Duas ou três idéias sobre a internet

Pais e mães plugados na internet não precisam se preocupar. Alguns berçários e escolinhas maternais oferecem, graças a webcams espalhadas em toda parte -do escorregador ao tanque das tartarugas, do setor de peniquinhos à sala da diretoria- , a possibilidade de acompanhar em tempo integral, on-line, as atividades das crianças.
A idéia poderia ser adaptada para os nossos presídios, reconhecidamente falhos quando se trata de vigiar o comportamento dos internos. Quem sabe, para diminuir os custos, o Estado pudesse comercializar a exibição do que viesse a acontecer nas celas: eis um "reality show" e tanto, para passar no horário da madrugada.

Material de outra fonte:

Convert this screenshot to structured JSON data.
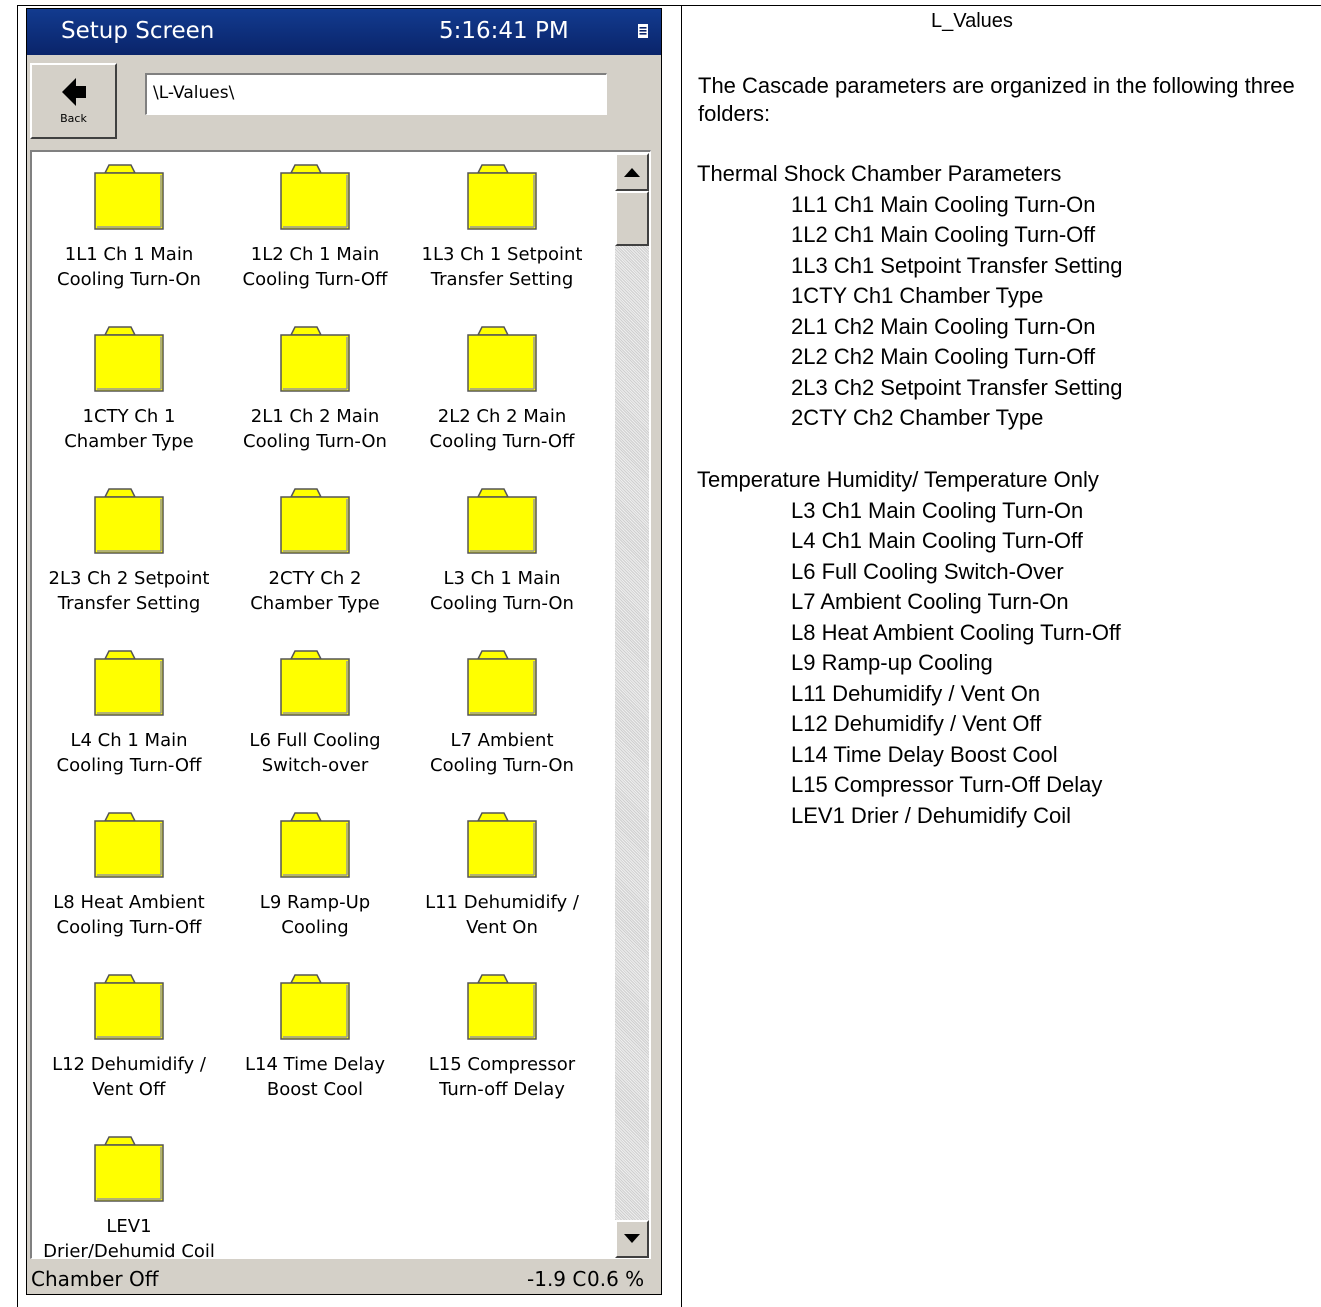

Volto depois ao tema dos presídios. Estava falando da pré-escola, passo agora ao primeiro e segundo graus. Um novo problema para os professores, nas classes de adolescentes, é o uso indiscriminado do celular. Não que os alunos fiquem falando no telefone enquanto o mestre se esfalfa lá na frente. Segundo reportagem publicada há alguns dias no "Estado de S. Paulo", a desatenção e a indisciplina se fazem com mais insídia, em silêncio. São os joguinhos, os torpedos, as conversas pelo MSN o que dispersa a classe, inutilmente congregada entre quatro paredes.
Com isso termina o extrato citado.